Posted at 10:50 PM, Sep 10, 2012
and last updated 2012-09-11 00:18:38-04

RICHMOND, Va. (WTVR)—The Richmond Electoral Board is trying to figure out how to move forward with November’s election after Judge Melvin R. Hughes Jr. overrode the decision of City Registrar, Kirk Showalter.

Hughes ruled that the eight voters Showalter deemed ineligible to sign Michael Ryan’s petition were actually qualified voters, and are all citizens of Richmond.

Showalter insisted that despite the judge’s ruling, Ryan is still short eight signatures and she said her review of the petition was precise.

“The accuracy was accurate,” said Showalter. “It depended on your point of view of the law.”

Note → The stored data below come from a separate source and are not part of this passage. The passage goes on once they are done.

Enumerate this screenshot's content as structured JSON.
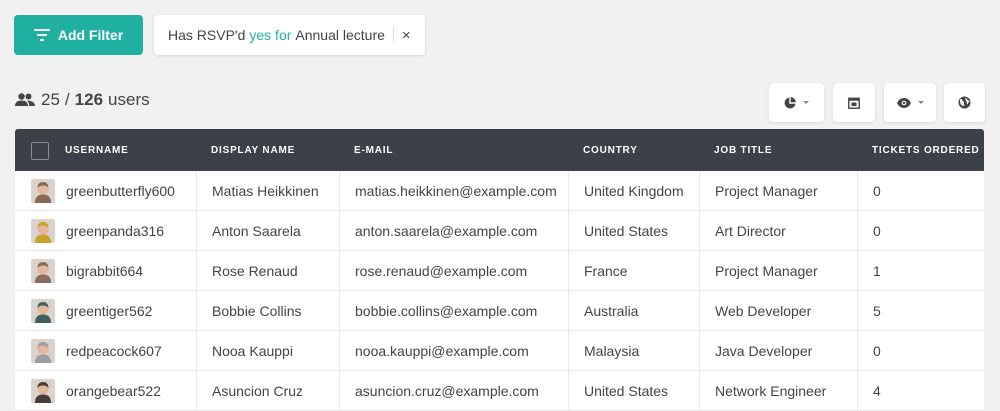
{
  "toolbar": {
    "add_filter_label": "Add Filter"
  },
  "filter": {
    "prefix": "Has RSVP'd",
    "accent": "yes for",
    "subject": "Annual lecture",
    "close_glyph": "×"
  },
  "summary": {
    "shown": "25",
    "separator": "/",
    "total": "126",
    "unit": "users"
  },
  "toolbuttons": [
    {
      "icon": "pie-chart-icon",
      "has_dropdown": true
    },
    {
      "icon": "calendar-icon",
      "has_dropdown": false
    },
    {
      "icon": "eye-icon",
      "has_dropdown": true
    },
    {
      "icon": "globe-icon",
      "has_dropdown": false
    }
  ],
  "table": {
    "columns": [
      "USERNAME",
      "DISPLAY NAME",
      "E-MAIL",
      "COUNTRY",
      "JOB TITLE",
      "TICKETS ORDERED"
    ],
    "rows": [
      {
        "username": "greenbutterfly600",
        "display": "Matias Heikkinen",
        "email": "matias.heikkinen@example.com",
        "country": "United Kingdom",
        "job": "Project Manager",
        "tickets": "0",
        "avatar_color": "#8a6a55"
      },
      {
        "username": "greenpanda316",
        "display": "Anton Saarela",
        "email": "anton.saarela@example.com",
        "country": "United States",
        "job": "Art Director",
        "tickets": "0",
        "avatar_color": "#c9a227"
      },
      {
        "username": "bigrabbit664",
        "display": "Rose Renaud",
        "email": "rose.renaud@example.com",
        "country": "France",
        "job": "Project Manager",
        "tickets": "1",
        "avatar_color": "#8b6b5c"
      },
      {
        "username": "greentiger562",
        "display": "Bobbie Collins",
        "email": "bobbie.collins@example.com",
        "country": "Australia",
        "job": "Web Developer",
        "tickets": "5",
        "avatar_color": "#3f5f5a"
      },
      {
        "username": "redpeacock607",
        "display": "Nooa Kauppi",
        "email": "nooa.kauppi@example.com",
        "country": "Malaysia",
        "job": "Java Developer",
        "tickets": "0",
        "avatar_color": "#9a9ea3"
      },
      {
        "username": "orangebear522",
        "display": "Asuncion Cruz",
        "email": "asuncion.cruz@example.com",
        "country": "United States",
        "job": "Network Engineer",
        "tickets": "4",
        "avatar_color": "#4a3a3a"
      }
    ]
  },
  "colors": {
    "accent": "#1fb0a1",
    "header_bg": "#3c4048",
    "page_bg": "#f1f1f1"
  }
}
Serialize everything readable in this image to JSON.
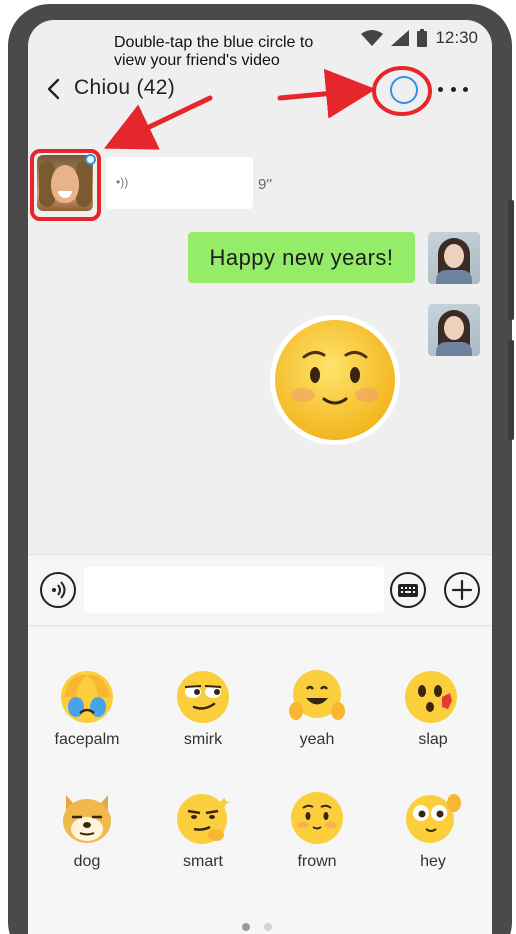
{
  "annotation": {
    "instruction_line1": "Double-tap the blue circle to",
    "instruction_line2": "view your friend's video",
    "highlight_color": "#e5262b"
  },
  "status_bar": {
    "time": "12:30"
  },
  "header": {
    "title": "Chiou (42)"
  },
  "messages": [
    {
      "sender": "friend",
      "type": "voice",
      "duration": "9''"
    },
    {
      "sender": "me",
      "type": "text",
      "text": "Happy new years!"
    },
    {
      "sender": "me",
      "type": "sticker",
      "sticker": "frown"
    }
  ],
  "stickers": [
    {
      "label": "facepalm",
      "icon": "facepalm-sticker-icon"
    },
    {
      "label": "smirk",
      "icon": "smirk-sticker-icon"
    },
    {
      "label": "yeah",
      "icon": "yeah-sticker-icon"
    },
    {
      "label": "slap",
      "icon": "slap-sticker-icon"
    },
    {
      "label": "dog",
      "icon": "dog-sticker-icon"
    },
    {
      "label": "smart",
      "icon": "smart-sticker-icon"
    },
    {
      "label": "frown",
      "icon": "frown-sticker-icon"
    },
    {
      "label": "hey",
      "icon": "hey-sticker-icon"
    }
  ],
  "colors": {
    "text_bubble": "#95ec69",
    "video_ring": "#3a8ee6",
    "emoji_yellow": "#fbcf3c"
  }
}
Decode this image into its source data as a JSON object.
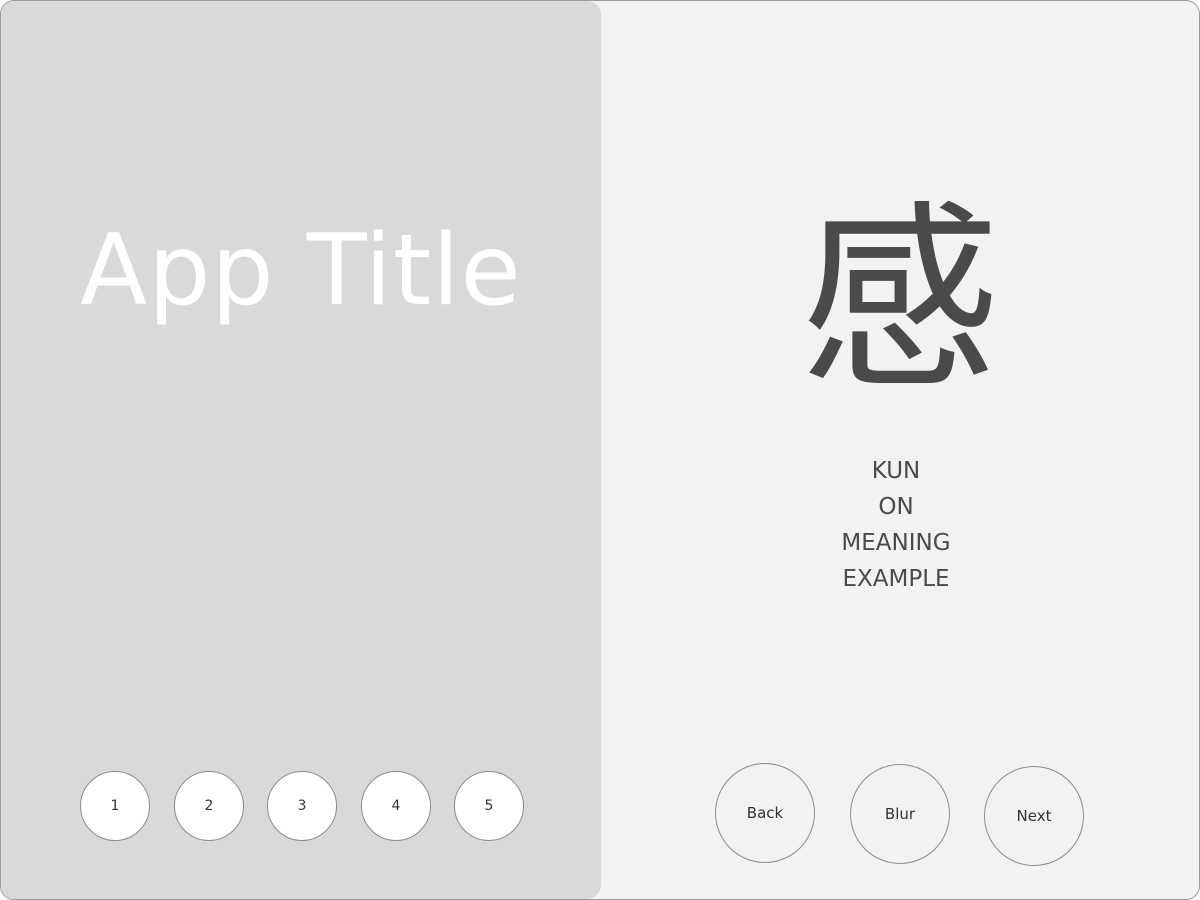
{
  "app": {
    "title": "App Title"
  },
  "level_buttons": [
    "1",
    "2",
    "3",
    "4",
    "5"
  ],
  "card": {
    "kanji": "感",
    "kun": "KUN",
    "on": "ON",
    "meaning": "MEANING",
    "example": "EXAMPLE"
  },
  "controls": {
    "back": "Back",
    "blur": "Blur",
    "next": "Next"
  }
}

“The person had to be a qualified voter to sign the petition,” she added.

Ryan said, after Monday’s ruling, that he’s happy there will be competition on the ballot. After a brief respite Monday night, Ryan said he plans to start campaigning and informing voters of his plan to boost tourism and bring more businesses to the city.

“We've continuously plugged along,” he said. “We're not where we should be.”

In response, Ryan’s opponent and current mayor, Dwight Jones told CBS 6 that he welcomes the competition.

“We applaud any action that maximizes the vote and access to the vote,” Jones said. He also told us that the city is making good progress when it comes to tourism and bringing in businesses.

“Our numbers are up in tourism and not to mention, we are bringing the Redskins to town,” Jones said.  

Ryan’s attorney, Joe Morrissey said the state will have to pick up the tab for these legal proceedings. In court last week, attorneys for the City Registrar and the State Board of Election argued that state law has a “no appeals process” for any candidate running for public office.

On that day Judge Theodore Markow ordered a temporary injunction preventing the City Registrar from printing the November ballots until Ryan was given a formal review.

Ryan needed a total of 500 signatures, and he collected 681.

He needed 50 signatures in each district, but he wound up eight voters short. He was three short in the 6th district and five short in the 9th district when the registrar deemed them ineligible.

Those eight voters lived in the right districts but were currently registered to vote in a different district in the city of Richmond.

Lawyers for Ryan said that a 1974 ruling and a 1995 registrar document declare that those voters are still qualified.